VIDEO: Can I get a redo on that resolution?
I haven’t been myself this year as most of my closest friends can attest. At this time of year, there’s one core reason for my mis-misbehavior.
Apologies to everyone who was adversely affected by my physical and mental absence last week. Or perhaps, you are welcome.
Since I can remember, I have had an odd fixation on dates and times, trying to give them some kind of sentimental value. Useless things, too.
I recall the date my pudgy child fingers opened a Nintendo 64 box. I remember the time that Men in Black II started when I saw it in theatres. That was a horrible sequel, the kind of thing I’d want to have erased from memory.
This reoccurring tendency on timelines always has a peculiar effect on me every Jan. 1.
It starts with a melancholy reflection of what I’ve accomplished in the prior 365 days, amplifying my shortcomings and drowning out my feeble victories. This becomes a waterfall of tears soaking my jeans.
This always leads me to demand drastic changes of myself for 20-whatever, not without first neglecting all my duties to formulate a multi-step program of resolutions.
I made a lengthy list of life changes to start being marked by flipping open my next New York Firefighters calendar.
Nothing too absurd – Pursue my career goals, quit smoking, be more open to new experiences, be more friendly, stop using whack 90s slang like ‘you da bomb’ in airports and public forums, yadda yadda, blah blah blah.
All the stress of this rigid list kicked my nicotine cravings into action by 12:16 AM – The first failure of 2012.
I spent the next four days of the fresh year fretting on how I would assimilate these alterations by retreating to my dark cavern of a room, re-watching the entire senseless series of Lost, an homage to what had become of me by deciding to whirlwind my life in 2012.
The Lost part, not the time-traveling monster made of smoke. I resolved that situation last year.
Soon I realized I was inhibiting my advancement, so I quit being a depressive glutton to roll out of bed and head to my first classes.

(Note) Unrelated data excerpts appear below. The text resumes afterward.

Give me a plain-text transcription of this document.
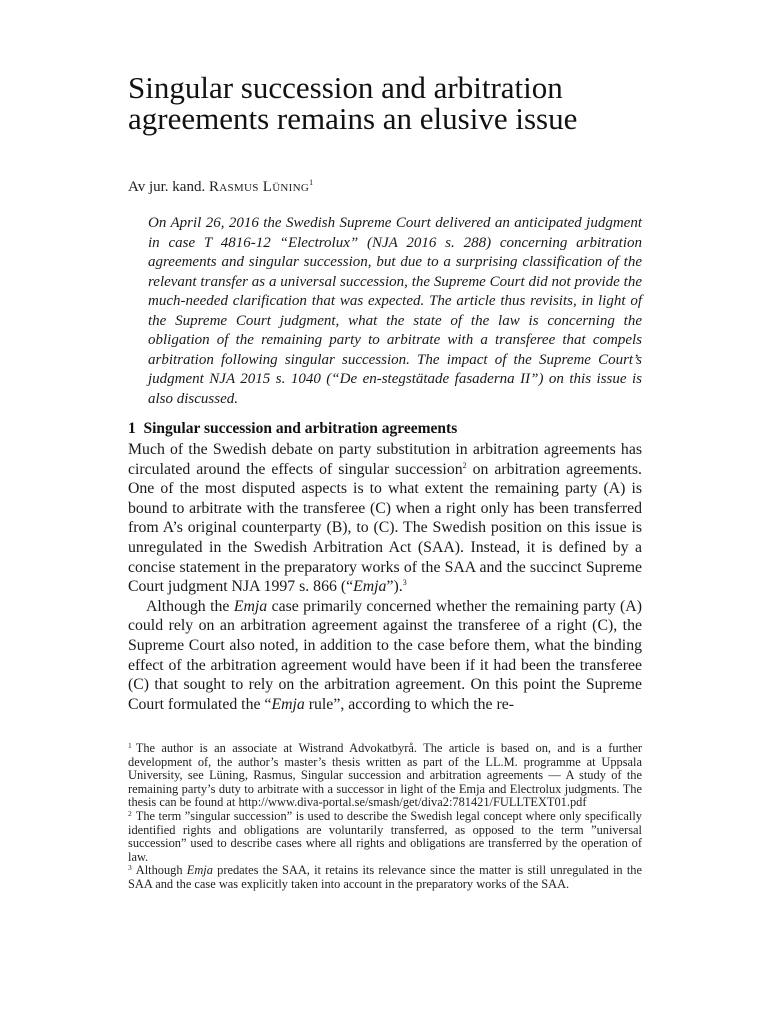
Singular succession and arbitration
agreements remains an elusive issue
Av jur. kand. Rasmus Lüning$^1$

On April 26, 2016 the Swedish Supreme Court delivered an anticipated judgment in case T 4816-12 “Electrolux” (NJA 2016 s. 288) concerning arbitration agreements and singular succession, but due to a surprising classification of the relevant transfer as a universal succession, the Supreme Court did not provide the much-needed clarification that was expected. The article thus revisits, in light of the Supreme Court judgment, what the state of the law is concerning the obligation of the remaining party to arbitrate with a transferee that compels arbitration following singular succession. The impact of the Supreme Court’s judgment NJA 2015 s. 1040 (“De en-stegstätade fasaderna II”) on this issue is also discussed.

1 Singular succession and arbitration agreements

Much of the Swedish debate on party substitution in arbitration agreements has circulated around the effects of singular succession$^2$ on arbitration agreements. One of the most disputed aspects is to what extent the remaining party (A) is bound to arbitrate with the transferee (C) when a right only has been transferred from A’s original counterparty (B), to (C). The Swedish position on this issue is unregulated in the Swedish Arbitration Act (SAA). Instead, it is defined by a concise statement in the preparatory works of the SAA and the succinct Supreme Court judgment NJA 1997 s. 866 (“Emja”).$^3$

Although the Emja case primarily concerned whether the remaining party (A) could rely on an arbitration agreement against the transferee of a right (C), the Supreme Court also noted, in addition to the case before them, what the binding effect of the arbitration agreement would have been if it had been the transferee (C) that sought to rely on the arbitration agreement. On this point the Supreme Court formulated the “Emja rule”, according to which the re-

$^1$ The author is an associate at Wistrand Advokatbyrå. The article is based on, and is a further development of, the author’s master’s thesis written as part of the LL.M. programme at Uppsala University, see Lüning, Rasmus, Singular succession and arbitration agreements — A study of the remaining party’s duty to arbitrate with a successor in light of the Emja and Electrolux judgments. The thesis can be found at http://www.diva-portal.se/smash/get/diva2:781421/FULLTEXT01.pdf

$^2$ The term ”singular succession” is used to describe the Swedish legal concept where only specifically identified rights and obligations are voluntarily transferred, as opposed to the term ”universal succession” used to describe cases where all rights and obligations are transferred by the operation of law.

$^3$ Although Emja predates the SAA, it retains its relevance since the matter is still unregulated in the SAA and the case was explicitly taken into account in the preparatory works of the SAA.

It couldn’t be worse than how I was wasting away.
December’s break from civilization must have made me think there is a shimmer of humanitarian hope in somewhere in my spinal fluids.
The first joke sputtered from the designated class clown’s mouth had me driving my forehead into the desk and crossing off more wishful thinking on my resolution list.
I may come off as a joker, but in classroom, I don’t do a George Carlin as much as, say, a Unibomber. I wear my sunglasses at night class.
Resolutions are set to try and better life, but when so much is piled on during a (my) drunken banter and missing the contemplative steps towards change, rarely a fighting chance for these new trends sticks around for long, a vicarious fact that I’ve succumbed to firsthand.
Trying to revolutionize my life as I know it has impeded me more than I anticipated, to the point that I’ve actually reversed my goals.
I’m proud to say I’m up to a pack and a half a day, I don’t even consider doing anything outside of my norm and greet fellow humans with a hardy single-fingered salute.
Now my only resolve has shifted to not making resolutions.
If you are going to set importance to the firsts, make it count and make is reasonable.
If you botched it up like I have, we have a second chance during Chinese New Year.